Why does this matter?
Relying on an economic collapse in the entity to halt the war is a form of “selling an illusion” to the public. What can halt the war is the resilience of the people of Gaza, the capability of the Resitance to prevent the entity from achieving its goals, the support Gaza might receive from the West Bank or from fronts in Yemen, Lebanon, and Iraq, or fundamental changes in public behavior in Jordan and Egypt and in other Arab normalization countries, as well as in Islamic countries allied with “Israel” or having good relations with it.

“Israel’s” losses according to the Israeli Central Bank since the beginning of the war:

  • Losses in the next two years are estimated to reach about 198 billion shekels ($53.4 billion), approximately 10.2% of the Gross Domestic Product.
  • War losses include direct military costs, compensations to companies and damages incurred by families, loss of tax revenues.
  • Compensations expected to be paid by the government for direct and indirect damages are estimated at about 47 billion shekels ($6 billion).
  • The expected loss in tax revenues is estimated at around 35 billion shekels ($9.4 billion).
  • The loss due to increased interest rates on government debt is estimated at 8 billion shekels ($2.15 billion), contributing to the rise in the cost of public debt.
  • The general budget deficit will rise to about 3.7% in 2023 and 5% in 2024. This deficit will be covered through borrowing, which means the cost of public debt will also increase.
  • The debt-to-GDP ratio will rise to approximately 63% in 2023 and 66% in 2024, compared to 60.5% in 2022.
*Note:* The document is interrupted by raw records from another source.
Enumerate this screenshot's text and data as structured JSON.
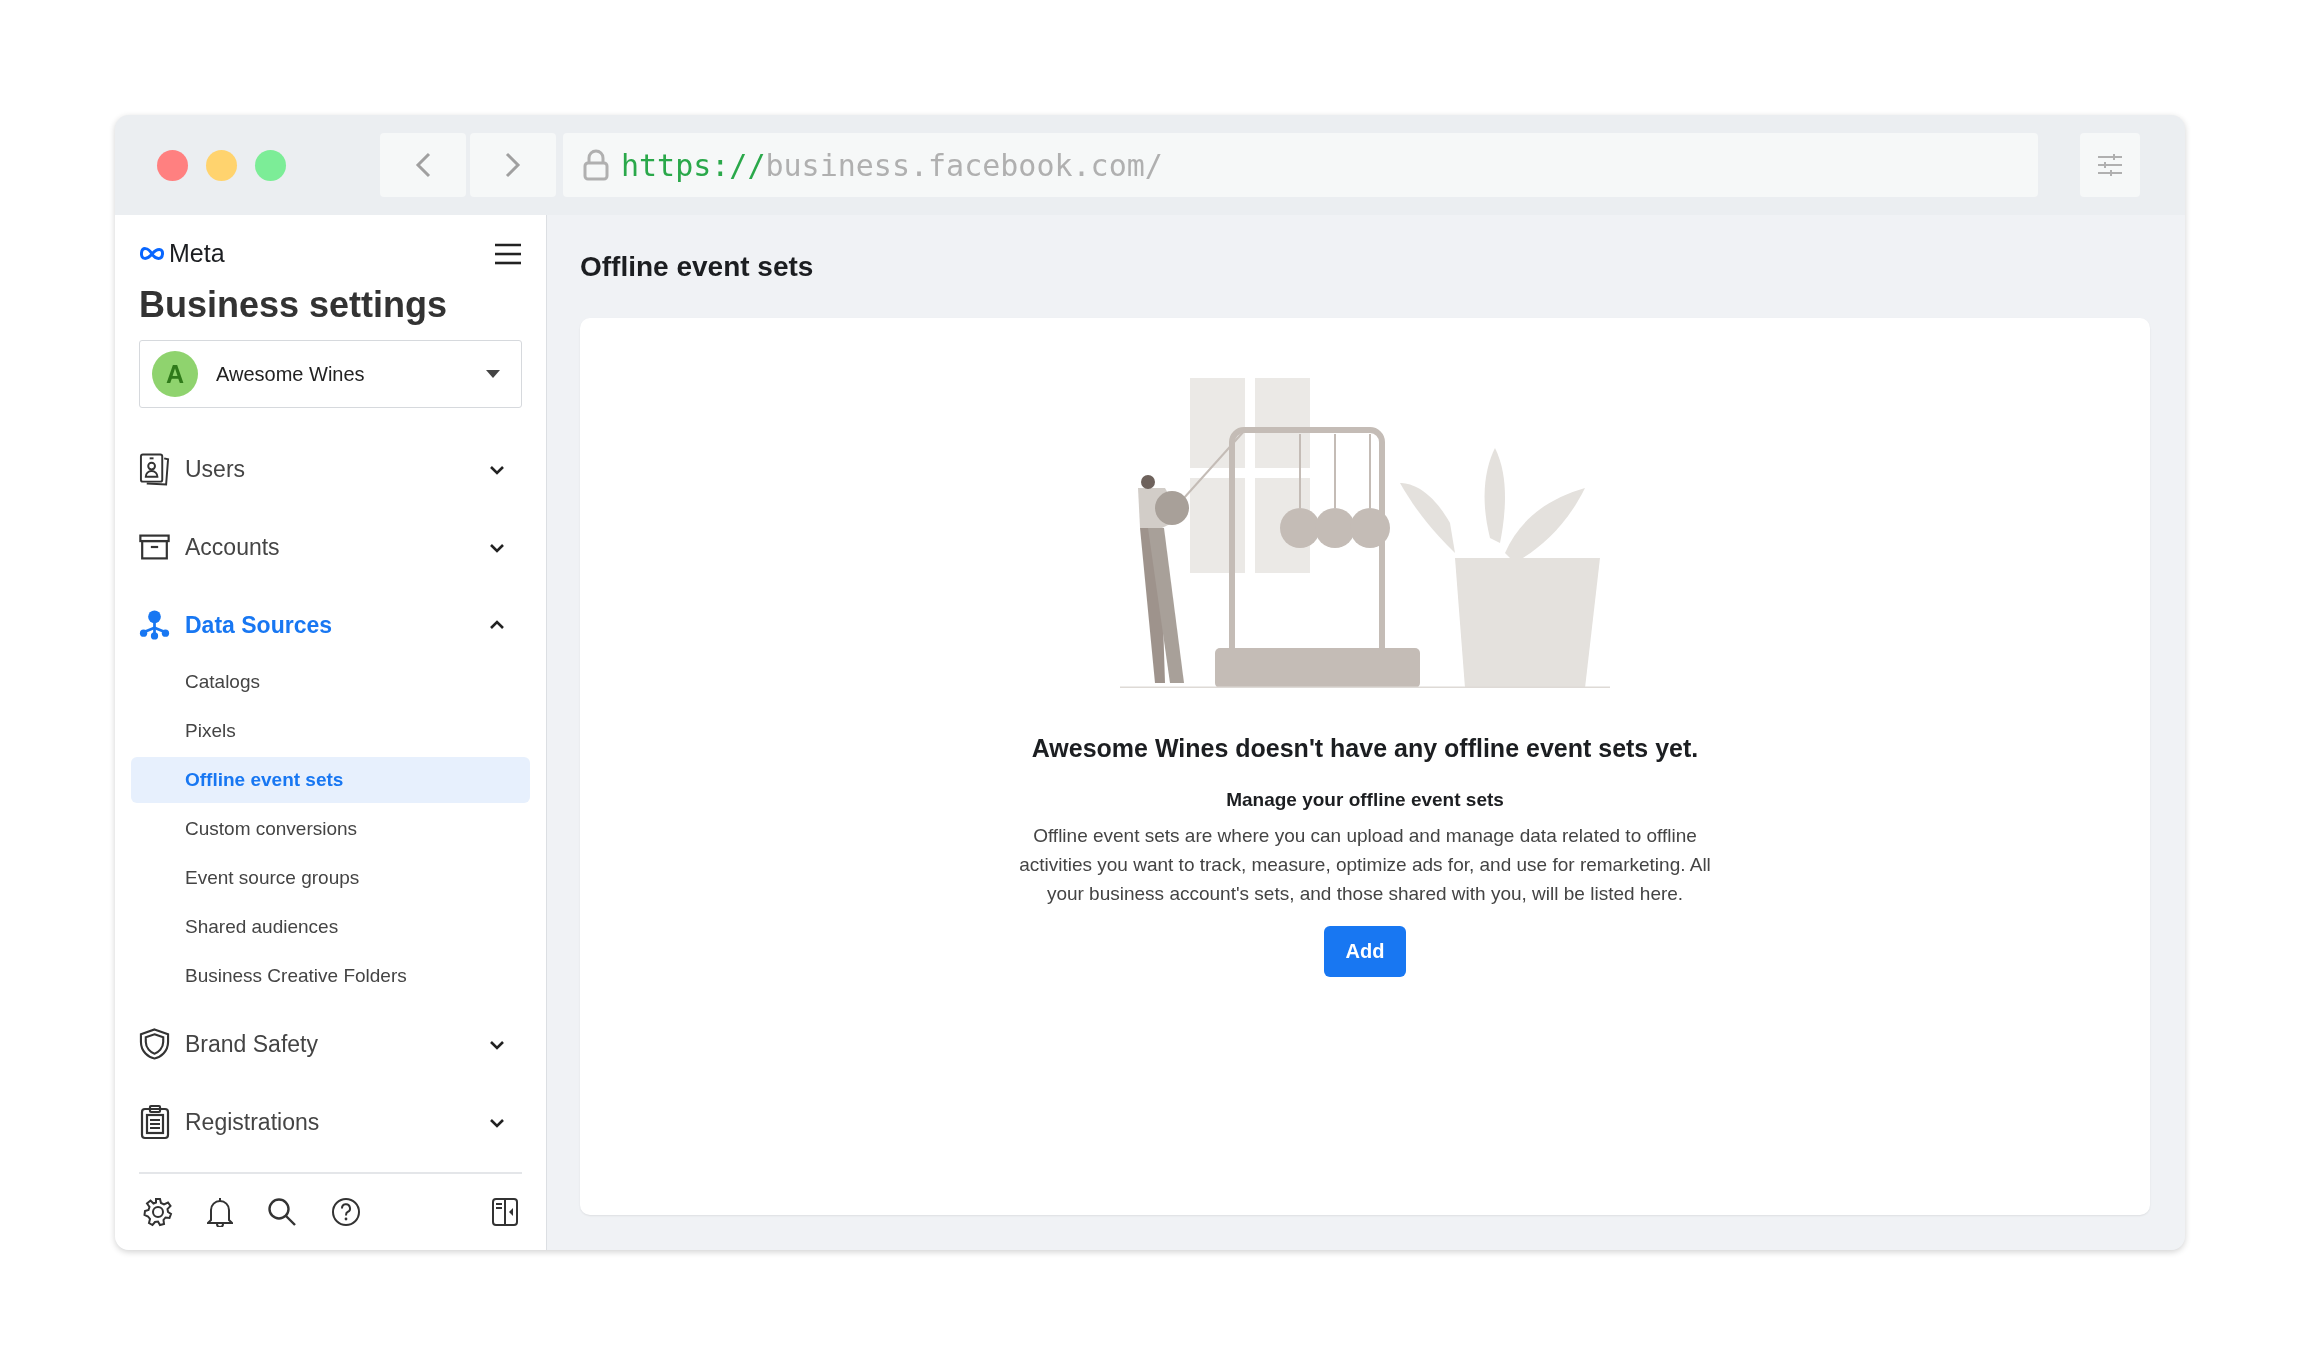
{
  "browser": {
    "url": {
      "scheme": "https://",
      "rest": "business.facebook.com/"
    }
  },
  "sidebar": {
    "brand": "Meta",
    "title": "Business settings",
    "account": {
      "initial": "A",
      "name": "Awesome Wines"
    },
    "sections": [
      {
        "label": "Users",
        "expanded": false,
        "active": false
      },
      {
        "label": "Accounts",
        "expanded": false,
        "active": false
      },
      {
        "label": "Data Sources",
        "expanded": true,
        "active": true,
        "children": [
          {
            "label": "Catalogs",
            "selected": false
          },
          {
            "label": "Pixels",
            "selected": false
          },
          {
            "label": "Offline event sets",
            "selected": true
          },
          {
            "label": "Custom conversions",
            "selected": false
          },
          {
            "label": "Event source groups",
            "selected": false
          },
          {
            "label": "Shared audiences",
            "selected": false
          },
          {
            "label": "Business Creative Folders",
            "selected": false
          }
        ]
      },
      {
        "label": "Brand Safety",
        "expanded": false,
        "active": false
      },
      {
        "label": "Registrations",
        "expanded": false,
        "active": false
      }
    ]
  },
  "main": {
    "title": "Offline event sets",
    "empty_state": {
      "heading": "Awesome Wines doesn't have any offline event sets yet.",
      "subheading": "Manage your offline event sets",
      "body": "Offline event sets are where you can upload and manage data related to offline activities you want to track, measure, optimize ads for, and use for remarketing. All your business account's sets, and those shared with you, will be listed here.",
      "button": "Add"
    }
  }
}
Solutions to all these problems for “Israel” originate from the United States. The occupation government awaits financial “aid” packages from Washington, which have not yet received congressional approval due to political tensions within the United States.

Since the beginning of the war until the present:
The value of the “israeli” currency, shekel, rose from 4.08 shekels per USD at the start of the war to 3.7 shekels per USD currently.

  • The Israeli Central Bank had to intervene in the market to maintain the currency value.
  • By November 7, the foreign currency reserves of the Central Bank had decreased by an amount close to $8 billion. These reserves were utilized to maintain the shekel’s exchange rate.
  • The Central Bank secured $15 billion from reserves. Most of these reserves were used in October, whereas in November, according to Hebrew media, the Israeli Central Bank injected no more than $300 million.
  • At the outset of the war, the Central Bank announced the provision of $30 billion for sale in the market to uphold the value of the “Israeli” currency.
  • This implies that the rulers of the entity do not fear for their economy. Their concern lies in the strategic consequences of the war, which could potentially amplify if the occupying army fails to achieve the aggression’s set objectives.

Given this reality, it can be argued that the steadfastness of resistance in Gaza, the emergence of regional forces ready to support resistance in Palestine, and a decline of Jewish migration to occupied Palestine by 70% between October 7 and November 29, all pose more dangerous consequences for the entity than economic and financial losses which the West can compensate.